David I. Reynoso’s costumes lean heavily on vinyl and mesh, the kind you could easily obtain for yourself (I clocked Evans wearing the “roid reaper” top from Strapp Metal). Also for Evans, Alberto Alvarado has designed a wig that suggests a mashup of Charles II and Sharon Stone in Basic Instinct, which feels like a perfect encapsulation of Frank’s personality. It looks like a really good amateur staging starring an extraordinarily talented shadow cast.
Evans leads in a respectable but not revelatory Broadway debut. His Frank-N-Furter is the sexual chaos agent we’ve come to expect: extravagant, British, and mildly terrifying. While Evans never quite escapes the long shadow cast by Tim Curry in this role, he does show off his pleasantly resonant singing voice in a gorgeous rendition of “I’m Going Home,” delivered from the lip of the stage like a great chanteuse of yesteryear.

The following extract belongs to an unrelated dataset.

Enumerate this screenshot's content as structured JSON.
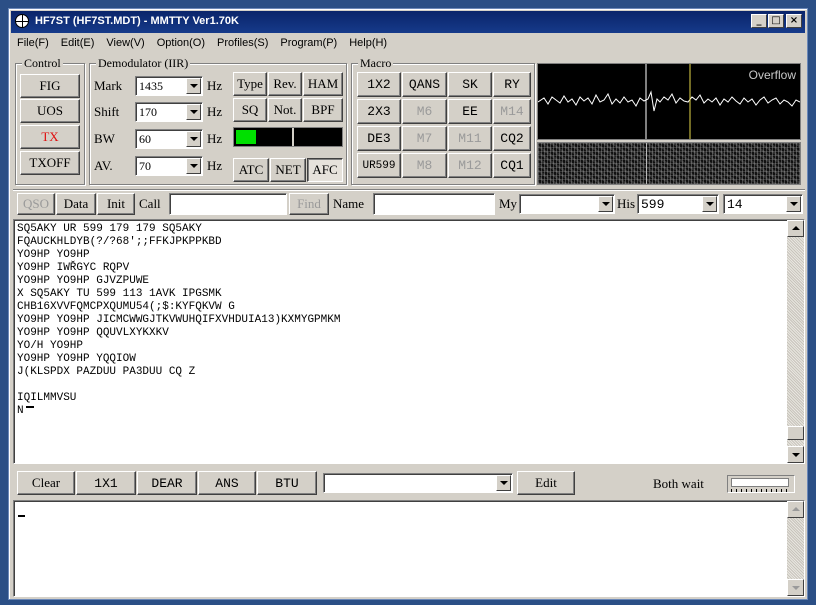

There are other notable performances. Hsu endows Janet with her special brand of nervous energy, making her character’s sexual awakening feel particularly feral. Guillén wrings unexpected humor out of every line. Grey’s Riff is deliciously rancid and clearly driven by an inferiority complex. While she somewhat recedes as Magenta, Lewis primes the audience perfectly as a mousy teal-haired usherette singing about the “late night double feature picture show.” In that moment, she represents every obsessive weirdo who has ever been drawn to this property. The chorus of phantoms (Boy Radio, Caleb Quezon, Larkin Reilly, and Paul Soileau) contribute to a zany carnival atmosphere in which a diverse range of bodies and personalities come together to enact something marvelously strange.

Of all the performers, Rachel Dratch as the narrator is most adept at rolling with and utilizing the audience call-outs, receiving a request for a description of her balls and dryly responding, “heavy, black, and pendulous.” She easily volleys with the audience, which makes the minor controversy that has cropped up around audience participation in this revival somewhat baffling.
Responding to rowdy preview audiences, Roundabout has placed signage reminding ticketholders that they’re in a live theater, not a movie house. A somewhat Orwellian note on the production’s website advises theatergoers to “choose your call-outs carefully” without offering any specific guidance, which means you won’t know where the line is until you’ve crossed it (the 2000 Broadway revival, which ran for over a year at Circle in the Square, was far more encouraging of audience interaction, even selling participation giftbags at the merch stand). At the performance I attended some viewers still shouted sparingly at the stage, but rather than join them I chose to do what I always do at the theater: sit quietly and scribble my notes.
Solidly produced, this revival still feels like a missed opportunity to be the wild must-attend event of the season. It’s Rocky Horror at Studio 54 for crying out loud. If we can’t let loose here, where can we?